Un petit mot pour terminer : « l’autre euro », tout comme « l’autre Europe » sont des leurres. Et à ce propos, je ne peux que vous citer un texte magnifique qui m’a été proposé par un lecteur assidu de ce blog :
« Qu’on sorte du cadre européen, et on revient à une histoire qui est notre histoire, avec des difficultés qui sont nos difficultés. On redevient maîtres de notre propre destin. Ce qui mine les gens, actuellement, ça n’est pas simplement le chômage, ou des perspectives sombres : c’est le sentiment d’impuissance. Avec une appartenance collective, les gens débattent entre eux, éventuellement se foutent sur la gueule, prennent une décision, sont collectivement responsables de ce qui leur arrive. Putain mais on est là, à se faire chier, dans un ensemble de non-décisions, avec Bruxelles, avec Francfort, des négociations humiliantes, sans perspective, avec une histoire infiniment nulle qui se profile, et tout d’un coup, ça y est, on est dans la merde, ensemble, en tant que français, on retrousse nos manches et on essaye de s’en sortir. Ca n’est pas beau, ça ? Et la démocratie renaît. Et au début, on est un petit peu appauvris. Mais on va quelque part, et nos enfants vont quelque part » (Emmanuel Todd)
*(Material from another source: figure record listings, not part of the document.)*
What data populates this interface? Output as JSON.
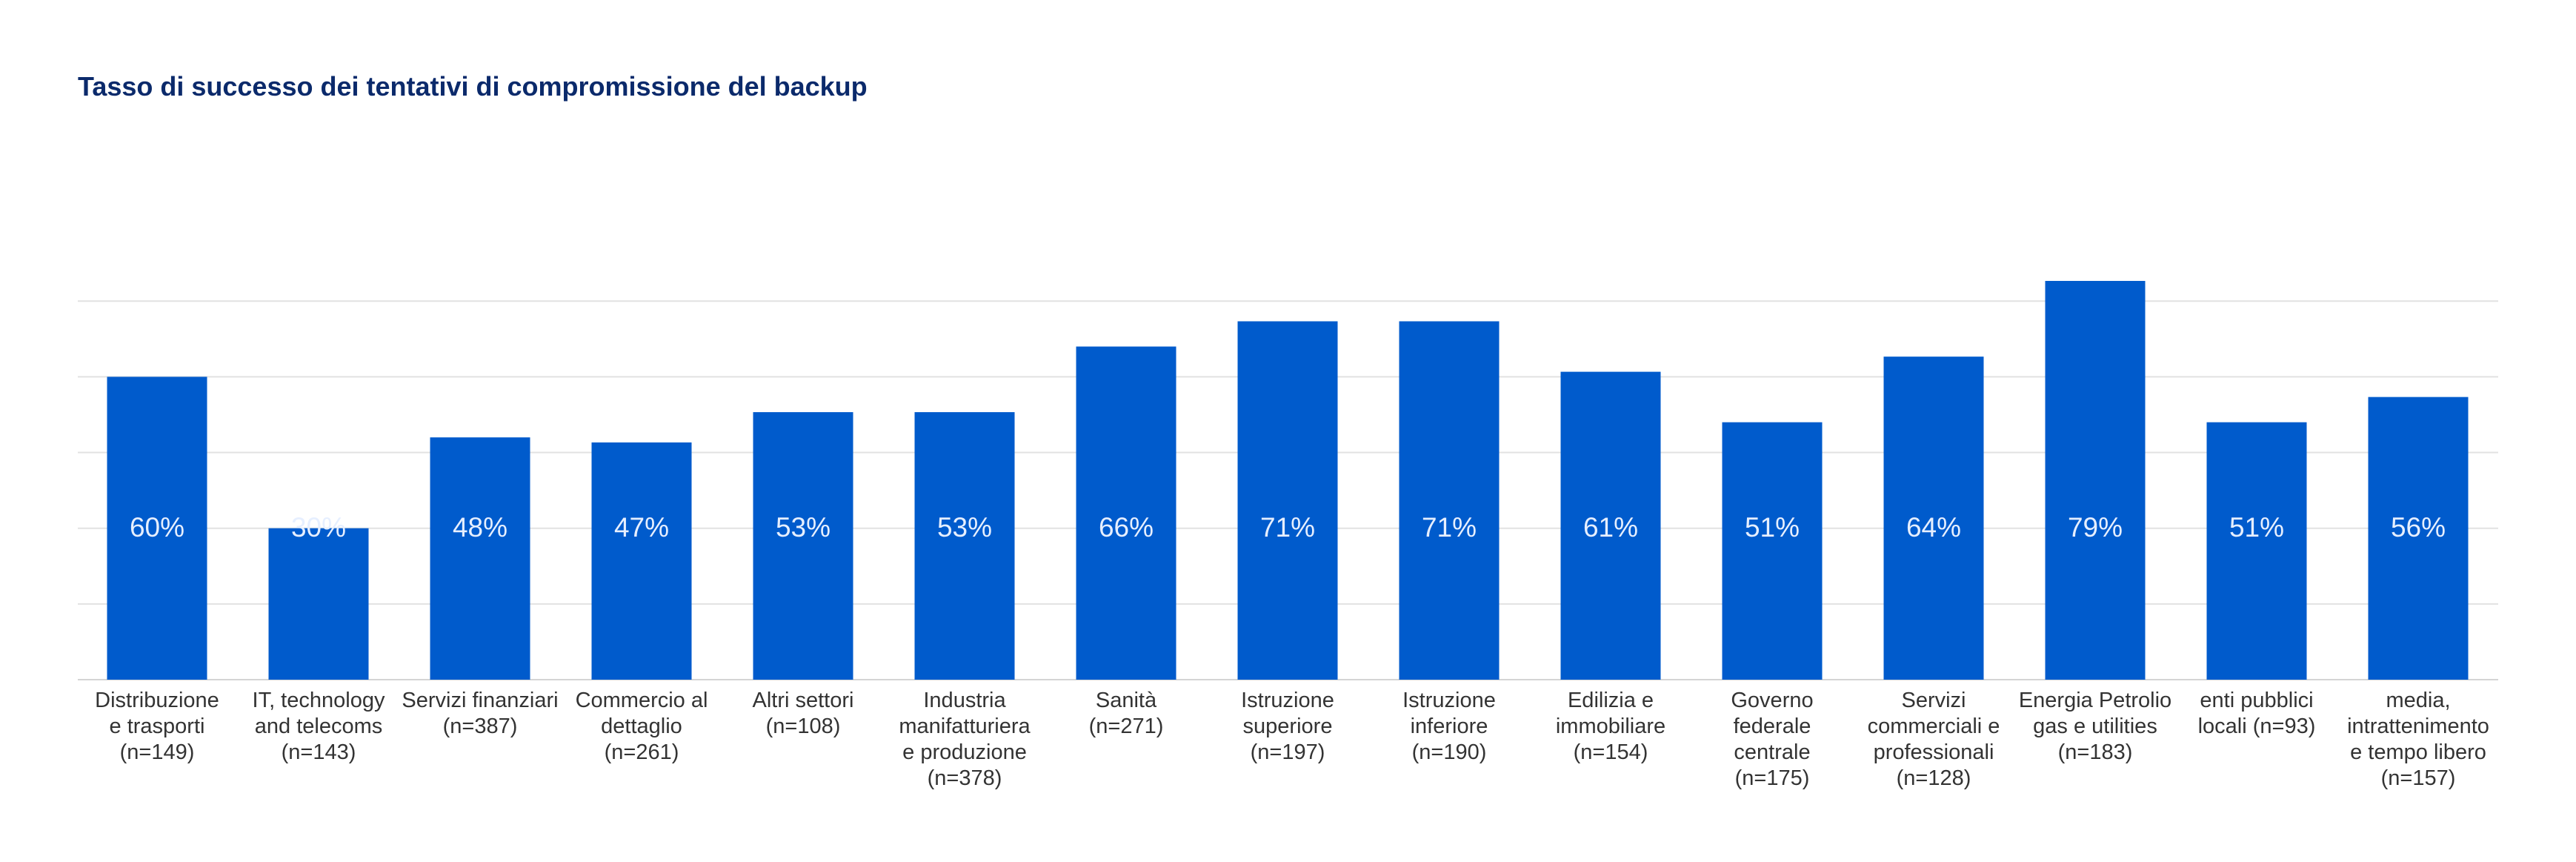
{
  "title": "Tasso di successo dei tentativi di compromissione del backup",
  "chart_data": {
    "type": "bar",
    "title": "Tasso di successo dei tentativi di compromissione del backup",
    "xlabel": "",
    "ylabel": "",
    "ylim": [
      0,
      75
    ],
    "grid": true,
    "bar_color": "#005bcc",
    "categories": [
      [
        "Distribuzione",
        "e trasporti",
        "(n=149)"
      ],
      [
        "IT, technology",
        "and telecoms",
        "(n=143)"
      ],
      [
        "Servizi finanziari",
        "(n=387)"
      ],
      [
        "Commercio al",
        "dettaglio",
        "(n=261)"
      ],
      [
        "Altri settori",
        "(n=108)"
      ],
      [
        "Industria",
        "manifatturiera",
        "e produzione",
        "(n=378)"
      ],
      [
        "Sanità",
        "(n=271)"
      ],
      [
        "Istruzione",
        "superiore",
        "(n=197)"
      ],
      [
        "Istruzione",
        "inferiore",
        "(n=190)"
      ],
      [
        "Edilizia e",
        "immobiliare",
        "(n=154)"
      ],
      [
        "Governo",
        "federale",
        "centrale",
        "(n=175)"
      ],
      [
        "Servizi",
        "commerciali e",
        "professionali",
        "(n=128)"
      ],
      [
        "Energia Petrolio",
        "gas e utilities",
        "(n=183)"
      ],
      [
        "enti pubblici",
        "locali (n=93)"
      ],
      [
        "media,",
        "intrattenimento",
        "e tempo libero",
        "(n=157)"
      ]
    ],
    "values": [
      60,
      30,
      48,
      47,
      53,
      53,
      66,
      71,
      71,
      61,
      51,
      64,
      79,
      51,
      56
    ],
    "value_labels": [
      "60%",
      "30%",
      "48%",
      "47%",
      "53%",
      "53%",
      "66%",
      "71%",
      "71%",
      "61%",
      "51%",
      "64%",
      "79%",
      "51%",
      "56%"
    ]
  }
}
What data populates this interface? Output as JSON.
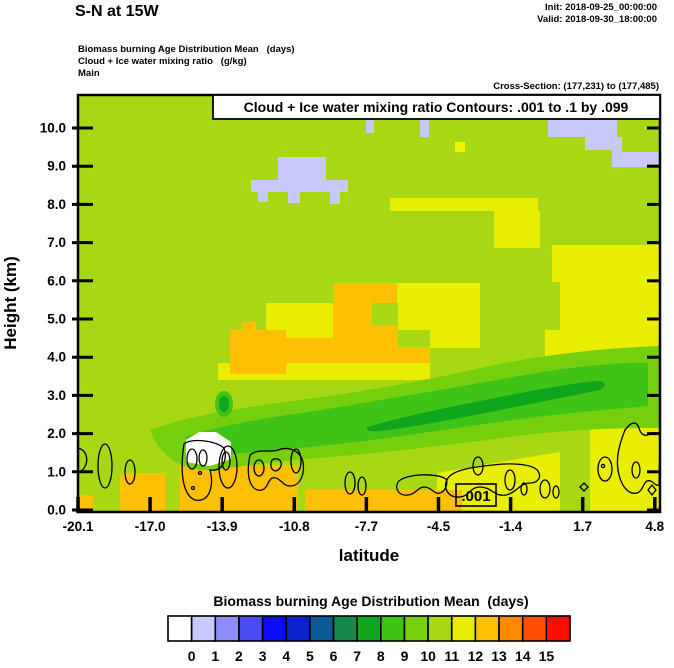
{
  "header": {
    "title": "S-N at 15W",
    "init": "Init: 2018-09-25_00:00:00",
    "valid": "Valid: 2018-09-30_18:00:00"
  },
  "fields": {
    "line1": "Biomass burning Age Distribution Mean   (days)",
    "line2": "Cloud + Ice water mixing ratio   (g/kg)",
    "line3": "Main"
  },
  "cross_section": "Cross-Section: (177,231) to (177,485)",
  "contour_box_title": "Cloud + Ice water mixing ratio Contours: .001 to .1 by .099",
  "contour_inline_label": ".001",
  "axes": {
    "y": {
      "title": "Height (km)",
      "ticks": [
        "0.0",
        "1.0",
        "2.0",
        "3.0",
        "4.0",
        "5.0",
        "6.0",
        "7.0",
        "8.0",
        "9.0",
        "10.0"
      ]
    },
    "x": {
      "title": "latitude",
      "ticks": [
        "-20.1",
        "-17.0",
        "-13.9",
        "-10.8",
        "-7.7",
        "-4.5",
        "-1.4",
        "1.7",
        "4.8"
      ]
    }
  },
  "legend": {
    "title": "Biomass burning Age Distribution Mean  (days)",
    "labels": [
      "0",
      "1",
      "2",
      "3",
      "4",
      "5",
      "6",
      "7",
      "8",
      "9",
      "10",
      "11",
      "12",
      "13",
      "14",
      "15"
    ],
    "colors": [
      "#ffffff",
      "#c9c9fb",
      "#8d8df9",
      "#4b4bf7",
      "#0b0bf5",
      "#0a23cd",
      "#0c5a96",
      "#17894b",
      "#10a51c",
      "#3fc316",
      "#76cf0d",
      "#a8d713",
      "#e9ee00",
      "#ffc003",
      "#ff8903",
      "#ff4f02",
      "#fb0e00"
    ]
  },
  "plot_colors": {
    "background_10_11_days": "#a8d713",
    "pale_yellow_11_12_days": "#e9ee00",
    "bright_yellow_12_13_days": "#f2f400",
    "gold_13_14_days": "#ffc003",
    "green_9_10_days": "#76cf0d",
    "green_8_9_days": "#3fc316",
    "green_7_8_days": "#10a51c",
    "lavender_0_1_days": "#c9c9fb",
    "white_below_0": "#ffffff",
    "contour_line": "#000000"
  },
  "chart_data": {
    "type": "heatmap",
    "subtype": "filled-contour vertical cross-section",
    "title": "S-N at 15W",
    "fill_field": {
      "name": "Biomass burning Age Distribution Mean",
      "units": "days",
      "bin_boundaries": [
        0,
        1,
        2,
        3,
        4,
        5,
        6,
        7,
        8,
        9,
        10,
        11,
        12,
        13,
        14,
        15
      ],
      "bin_colors": [
        "#ffffff",
        "#c9c9fb",
        "#8d8df9",
        "#4b4bf7",
        "#0b0bf5",
        "#0a23cd",
        "#0c5a96",
        "#17894b",
        "#10a51c",
        "#3fc316",
        "#76cf0d",
        "#a8d713",
        "#e9ee00",
        "#ffc003",
        "#ff8903",
        "#ff4f02",
        "#fb0e00"
      ],
      "legend_position": "bottom"
    },
    "line_field": {
      "name": "Cloud + Ice water mixing ratio",
      "units": "g/kg",
      "contour_levels": [
        0.001,
        0.1
      ],
      "contour_spec": ".001 to .1 by .099",
      "labeled_value": ".001"
    },
    "xlabel": "latitude",
    "ylabel": "Height (km)",
    "xlim": [
      -20.1,
      4.8
    ],
    "ylim": [
      0,
      10.9
    ],
    "x_ticks": [
      -20.1,
      -17.0,
      -13.9,
      -10.8,
      -7.7,
      -4.5,
      -1.4,
      1.7,
      4.8
    ],
    "y_ticks": [
      0,
      1,
      2,
      3,
      4,
      5,
      6,
      7,
      8,
      9,
      10
    ],
    "grid": false,
    "features": [
      {
        "region": "most of domain",
        "value_days": "10-11 (yellow-green background)"
      },
      {
        "region": "lat -13 to 0, height 1.5-3.5 km, sloping band",
        "value_days": "7-9 (dark green aged-plume core)"
      },
      {
        "region": "lat -5 to 4.8, height 0-4 km right block",
        "value_days": "11-12 (pale yellow)"
      },
      {
        "region": "lat -14 to -8, height 3-4.5 km patches and bottom strip below 1 km",
        "value_days": "12-14 (gold/orange)"
      },
      {
        "region": "lat -12.5, height ~1.2 km small spot",
        "value_days": "below 0 (white)"
      },
      {
        "region": "top right and lat -11, height 8-9 km patches",
        "value_days": "0-1 (lavender)"
      },
      {
        "region": "cloud + ice 0.001 g/kg contour loops",
        "location": "scattered along 0.5-2 km height across domain"
      }
    ]
  }
}
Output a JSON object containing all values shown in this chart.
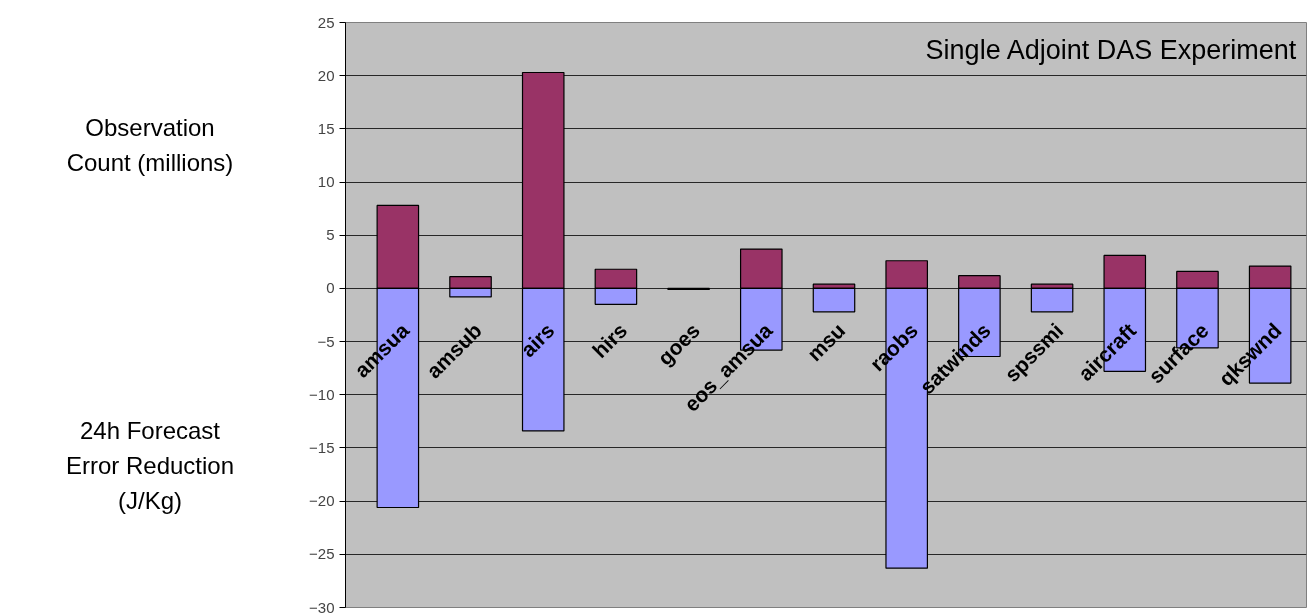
{
  "chart_data": {
    "type": "bar",
    "title": "Single Adjoint DAS Experiment",
    "categories": [
      "amsua",
      "amsub",
      "airs",
      "hirs",
      "goes",
      "eos_amsua",
      "msu",
      "raobs",
      "satwinds",
      "spssmi",
      "aircraft",
      "surface",
      "qkswnd"
    ],
    "series": [
      {
        "color": "#993366",
        "values": [
          7.8,
          1.1,
          20.3,
          1.8,
          null,
          3.7,
          0.4,
          2.6,
          1.2,
          0.4,
          3.1,
          1.6,
          2.1
        ]
      },
      {
        "color": "#9999ff",
        "values": [
          -20.6,
          -0.8,
          -13.4,
          -1.5,
          -0.1,
          -5.8,
          -2.2,
          -26.3,
          -6.4,
          -2.2,
          -7.8,
          -5.6,
          -8.9
        ]
      }
    ],
    "ylim": [
      -30,
      25
    ],
    "yticks": [
      -30,
      -25,
      -20,
      -15,
      -10,
      -5,
      0,
      5,
      10,
      15,
      20,
      25
    ],
    "stacked": true,
    "grid": "y",
    "annotations": [
      "Observation\nCount (millions)",
      "24h Forecast\nError Reduction\n(J/Kg)"
    ]
  }
}
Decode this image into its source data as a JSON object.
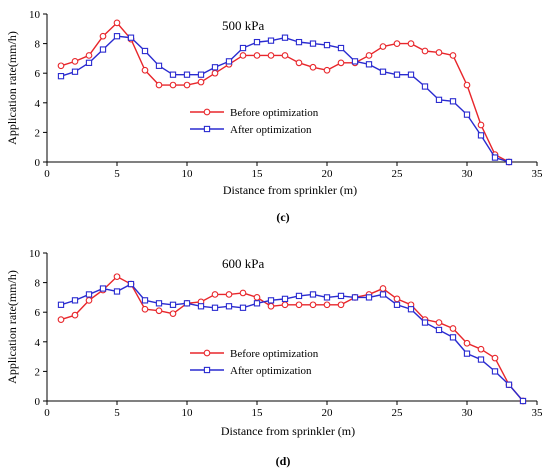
{
  "chart_data": [
    {
      "type": "line",
      "panel_label": "(c)",
      "annotation": "500 kPa",
      "xlabel": "Distance from sprinkler (m)",
      "ylabel": "Application rate(mm/h)",
      "xlim": [
        0,
        35
      ],
      "ylim": [
        0,
        10
      ],
      "x_ticks": [
        0,
        5,
        10,
        15,
        20,
        25,
        30,
        35
      ],
      "y_ticks": [
        0,
        2,
        4,
        6,
        8,
        10
      ],
      "grid": false,
      "legend_position": "center-left",
      "series": [
        {
          "name": "Before optimization",
          "color": "#e8262b",
          "marker": "circle",
          "x": [
            1,
            2,
            3,
            4,
            5,
            6,
            7,
            8,
            9,
            10,
            11,
            12,
            13,
            14,
            15,
            16,
            17,
            18,
            19,
            20,
            21,
            22,
            23,
            24,
            25,
            26,
            27,
            28,
            29,
            30,
            31,
            32,
            33
          ],
          "y": [
            6.5,
            6.8,
            7.2,
            8.5,
            9.4,
            8.3,
            6.2,
            5.2,
            5.2,
            5.2,
            5.4,
            6.0,
            6.6,
            7.2,
            7.2,
            7.2,
            7.2,
            6.7,
            6.4,
            6.2,
            6.7,
            6.7,
            7.2,
            7.8,
            8.0,
            8.0,
            7.5,
            7.4,
            7.2,
            5.2,
            2.5,
            0.5,
            0.0
          ]
        },
        {
          "name": "After optimization",
          "color": "#2a2bd0",
          "marker": "square",
          "x": [
            1,
            2,
            3,
            4,
            5,
            6,
            7,
            8,
            9,
            10,
            11,
            12,
            13,
            14,
            15,
            16,
            17,
            18,
            19,
            20,
            21,
            22,
            23,
            24,
            25,
            26,
            27,
            28,
            29,
            30,
            31,
            32,
            33
          ],
          "y": [
            5.8,
            6.1,
            6.7,
            7.6,
            8.5,
            8.4,
            7.5,
            6.5,
            5.9,
            5.9,
            5.9,
            6.4,
            6.8,
            7.7,
            8.1,
            8.2,
            8.4,
            8.1,
            8.0,
            7.9,
            7.7,
            6.8,
            6.6,
            6.1,
            5.9,
            5.9,
            5.1,
            4.2,
            4.1,
            3.2,
            1.8,
            0.3,
            0.0
          ]
        }
      ]
    },
    {
      "type": "line",
      "panel_label": "(d)",
      "annotation": "600 kPa",
      "xlabel": "Distance from sprinkler (m)",
      "ylabel": "Application rate(mm/h)",
      "xlim": [
        0,
        35
      ],
      "ylim": [
        0,
        10
      ],
      "x_ticks": [
        0,
        5,
        10,
        15,
        20,
        25,
        30,
        35
      ],
      "y_ticks": [
        0,
        2,
        4,
        6,
        8,
        10
      ],
      "grid": false,
      "legend_position": "bottom-center",
      "series": [
        {
          "name": "Before optimization",
          "color": "#e8262b",
          "marker": "circle",
          "x": [
            1,
            2,
            3,
            4,
            5,
            6,
            7,
            8,
            9,
            10,
            11,
            12,
            13,
            14,
            15,
            16,
            17,
            18,
            19,
            20,
            21,
            22,
            23,
            24,
            25,
            26,
            27,
            28,
            29,
            30,
            31,
            32,
            33,
            34
          ],
          "y": [
            5.5,
            5.8,
            6.8,
            7.5,
            8.4,
            7.9,
            6.2,
            6.1,
            5.9,
            6.6,
            6.7,
            7.2,
            7.2,
            7.3,
            7.0,
            6.4,
            6.5,
            6.5,
            6.5,
            6.5,
            6.5,
            7.0,
            7.2,
            7.6,
            6.9,
            6.5,
            5.5,
            5.3,
            4.9,
            3.9,
            3.5,
            2.9,
            1.1,
            0.0
          ]
        },
        {
          "name": "After optimization",
          "color": "#2a2bd0",
          "marker": "square",
          "x": [
            1,
            2,
            3,
            4,
            5,
            6,
            7,
            8,
            9,
            10,
            11,
            12,
            13,
            14,
            15,
            16,
            17,
            18,
            19,
            20,
            21,
            22,
            23,
            24,
            25,
            26,
            27,
            28,
            29,
            30,
            31,
            32,
            33,
            34
          ],
          "y": [
            6.5,
            6.8,
            7.2,
            7.6,
            7.4,
            7.9,
            6.8,
            6.6,
            6.5,
            6.6,
            6.4,
            6.3,
            6.4,
            6.3,
            6.6,
            6.8,
            6.9,
            7.1,
            7.2,
            7.0,
            7.1,
            7.0,
            7.0,
            7.2,
            6.5,
            6.2,
            5.3,
            4.8,
            4.3,
            3.2,
            2.8,
            2.0,
            1.1,
            0.0
          ]
        }
      ]
    }
  ]
}
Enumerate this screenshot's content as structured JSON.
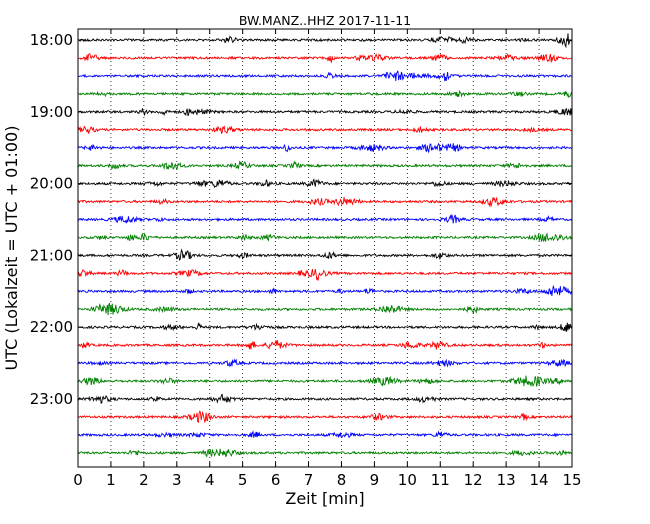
{
  "chart_data": {
    "type": "line",
    "title": "BW.MANZ..HHZ 2017-11-11",
    "xlabel": "Zeit  [min]",
    "ylabel": "UTC (Lokalzeit = UTC + 01:00)",
    "xlim": [
      0,
      15
    ],
    "x_ticks": [
      "0",
      "1",
      "2",
      "3",
      "4",
      "5",
      "6",
      "7",
      "8",
      "9",
      "10",
      "11",
      "12",
      "13",
      "14",
      "15"
    ],
    "y_ticks": [
      {
        "label": "18:00",
        "row": 0
      },
      {
        "label": "19:00",
        "row": 4
      },
      {
        "label": "20:00",
        "row": 8
      },
      {
        "label": "21:00",
        "row": 12
      },
      {
        "label": "22:00",
        "row": 16
      },
      {
        "label": "23:00",
        "row": 20
      }
    ],
    "trace_rows": 24,
    "row_minutes": 15,
    "start_time": "18:00",
    "trace_colors": [
      "#000000",
      "#ff0000",
      "#0000ff",
      "#008000"
    ],
    "grid": "vertical-dotted"
  }
}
Je n’ai pas toujours été d’accord avec Todd. Mais sur ce coup là, je pense qu’il est visionnaire. Voilà la meilleure réponse qu’on peut donner aux six tristes économistes qui nous proposent un avenir fait de formules creuses. Et qui ne se rendent pas compte que par leur manque de courage ils laissent une avenue au Front National, qui risque d'être le seul parmi les grands partis à proposer une alternative qui ne se limite pas à apposer le mot "autre" devant les choses.
Descartes
(1) Paul Boccara, Frédéric Boccara, Yves Dimicoli, Denis Durand, Jean-Marc Durand, Catherine Mills. Il n'aura échappé à personne qu'au PCF l'économie est une affaire de famille... Cette tribune a donné lieu à une tribune en réponse de Jacques Nikonoff et Jean-Claude Danglot, puis d’une contre-réponse du groupe des six. Et finalement, une contre-contre-réponse de Nikonoff et Danglot que l’Humanité, dont le débat ouvert n’est certainement pas la première priorité, refusera de publier. Les liens vers les différents articles sont ci-dessous
http://www.humanite.fr/social-eco/contre-l-austerite-en-europe-luttons-pour-un-autre-543688
http://www.humanite.fr/tribunes/luttons-pour-sortir-de-l-euro-et-de-l-union-europe-545041
http://www.humanite.fr/tribunes/rassembler-dans-les-luttes-pour-l-alternative-radi-545569
http://www.m-pep.org/spip.php?article3402
(2) Le déficit de notre commerce extérieur résulte pour une petite moitié de notre déficit envers l’UE et pour une grosse moitié par notre déficit envers le reste du monde. Mais ces chiffres sont trompeurs : certains biens que nous achetons au reste de l’UE sont fabriqués à partir de matières premières ou de produits semi-finis eux-mêmes importés de l’extérieur de l’UE et donc payés en dollars.
(3) Je l’ai déjà dit à un autre commentateur, je ne partage pas l’hypothèse centrale, celle de faire du « franc » rétabli une monnaie inconvertible. Je trouve aussi que Nikonoff et Danglot sacrifient un peu trop aux vaches sacrées du genre « échelle mobile des salaires » sans penser à l’effet inflationniste. Mais ce n’est pas mon objet ici de commenter ce papier.